Novel, Peptide-Based Radiopharmaceuticals for the Treatment of Various Solid Tumors
Ratmir Derda
Chief Operating Officer, 48Hour Discovery
Clinical success of Lutathera® led to exponential development of peptide-based targeted radiopharmaceuticals (TRP). Rapid clearance and tissue distribution of peptide and macrocycle scaffolds offer advantageous pharmacokinetic properties for TRP development making them a privilege modality for development of next generation TRPs. Genetically-encoded libraries (GEL) and DNA-encoded libraries (DEL) are standard tools that guide discovery of macrocyclic ligands
and drug leads; these technologies serve as promising starting point for design of next generation peptide-TRP. Phage display—the platform that inspired modern GEL and DEL—is one of a few technologies that permit discovery of molecular interactions in a complex milieu on the surface of cells and inside living organisms. Injection of phage libraries inside living animals and humans, known as “in vivo phage display” has been practiced using canonical peptide and
antibody libraries made of 20 natural amino acids. We bridge the power of GEL/DEL with organic synthesis to yield new classes of encoded libraries displayed on phage virion. “Late stage” modification of these GE libraries in water can routinely convert million to billion diverse starting materials to products that contain desired architectures for development of TRPs.
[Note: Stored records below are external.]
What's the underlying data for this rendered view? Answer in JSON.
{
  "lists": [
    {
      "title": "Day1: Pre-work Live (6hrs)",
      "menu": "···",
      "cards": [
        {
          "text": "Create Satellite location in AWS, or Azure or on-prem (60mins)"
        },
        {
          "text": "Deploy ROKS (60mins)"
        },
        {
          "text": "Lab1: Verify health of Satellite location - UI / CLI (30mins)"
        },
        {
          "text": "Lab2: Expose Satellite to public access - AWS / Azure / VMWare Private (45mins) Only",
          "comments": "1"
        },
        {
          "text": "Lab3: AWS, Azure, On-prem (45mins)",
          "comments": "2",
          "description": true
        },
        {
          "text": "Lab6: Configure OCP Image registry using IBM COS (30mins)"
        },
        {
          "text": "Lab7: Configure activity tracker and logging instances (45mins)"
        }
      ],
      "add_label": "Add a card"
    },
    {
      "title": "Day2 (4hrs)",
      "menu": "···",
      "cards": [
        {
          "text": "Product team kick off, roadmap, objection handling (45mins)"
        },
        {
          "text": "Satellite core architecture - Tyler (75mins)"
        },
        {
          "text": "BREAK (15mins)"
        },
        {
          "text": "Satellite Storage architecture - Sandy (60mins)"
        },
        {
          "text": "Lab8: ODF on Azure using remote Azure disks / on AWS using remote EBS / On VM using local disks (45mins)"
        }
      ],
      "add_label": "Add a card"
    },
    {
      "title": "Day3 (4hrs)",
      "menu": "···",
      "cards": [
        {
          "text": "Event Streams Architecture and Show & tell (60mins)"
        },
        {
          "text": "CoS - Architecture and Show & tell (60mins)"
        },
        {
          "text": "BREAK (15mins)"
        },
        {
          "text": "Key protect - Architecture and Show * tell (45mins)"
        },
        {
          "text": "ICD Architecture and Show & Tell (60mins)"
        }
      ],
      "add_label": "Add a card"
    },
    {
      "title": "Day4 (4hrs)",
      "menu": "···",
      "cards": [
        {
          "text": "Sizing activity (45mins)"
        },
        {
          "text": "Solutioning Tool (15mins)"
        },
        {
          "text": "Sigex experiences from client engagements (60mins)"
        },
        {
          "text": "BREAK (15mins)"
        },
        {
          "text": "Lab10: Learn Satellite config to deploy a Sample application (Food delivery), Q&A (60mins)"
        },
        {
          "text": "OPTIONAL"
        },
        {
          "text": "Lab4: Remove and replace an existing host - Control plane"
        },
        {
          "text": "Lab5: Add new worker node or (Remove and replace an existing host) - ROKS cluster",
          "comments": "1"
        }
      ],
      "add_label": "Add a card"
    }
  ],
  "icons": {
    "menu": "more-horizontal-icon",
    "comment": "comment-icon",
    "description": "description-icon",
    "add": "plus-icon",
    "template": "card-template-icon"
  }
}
Alternatively, nascent phage virions bearing DNA barcodes can be used as prospectively-tagged support for synthesis of any structures. The resulting libraries, when displayed on phage are also amenable to in vivo display: they can be injected into living animals to identify the compounds that exhibit desired molecular recognition properties (e.g., interact with specific cell or organ) and pave the route for target agnostic discovery of next generation TRPs.
1. Arunika Ekanayake, et al., “Genetically Encoded Fragment-Based Discovery (GE-FBD) from Phage-Displayed Macrocyclic Libraries with Genetically-Encoded Unnatural Pharmacophores“ J. Am. Chem. Soc., 2021, 143, 14, 5497.
2. Mirat Sojitra, et al., “Genetically encoded multivalent liquid glycan array displayed on M13 bacteriophage“, Nat. Chem. Biol. 2021, 17, 806.
3. Chih-Lan Lin, et al. “Chemoenzymatic Synthesis of Genetically-Encoded Multivalent Liquid N-glycan Arrays“, BioRxiv 2022 DOI https://doi.org/10.1101/2022.08.05.503005
Ratmir Derda received his undergraduate degree in Physics from Moscow Institute of Physics and Technology in 2001, Ph.D. in Chemistry from the University of Wisconsin-Madison in 2008, under the supervision of Laura Kiessling, and postdoctoral training at Harvard University under the supervision of George Whitesides and Donald Ingber. He joined University of Alberta in 2011 as an Assistant Professor in Chemistry and was promoted to Associate and then full Professor in 2017 and 2021. In 2017 he founded 48HourDiscovery INC to translate genetically-encoded libraries and other technologies developed in Derda Group. His notable awards include X-Chem Research Excellence Award (2022); Melanie O'Neill Young Investigator Award in Biological Chemistry (2018), David Gin New Investigator Award in carbohydrate chemistry from American Chemical Society (2017), Rising Star in Chemical Biology from the International Chemical Biology Society (2016); Young Investigator Award from the Boulder Peptide Society (2014); Gold Medal at the XXIX International Chemistry Olympiad (1997).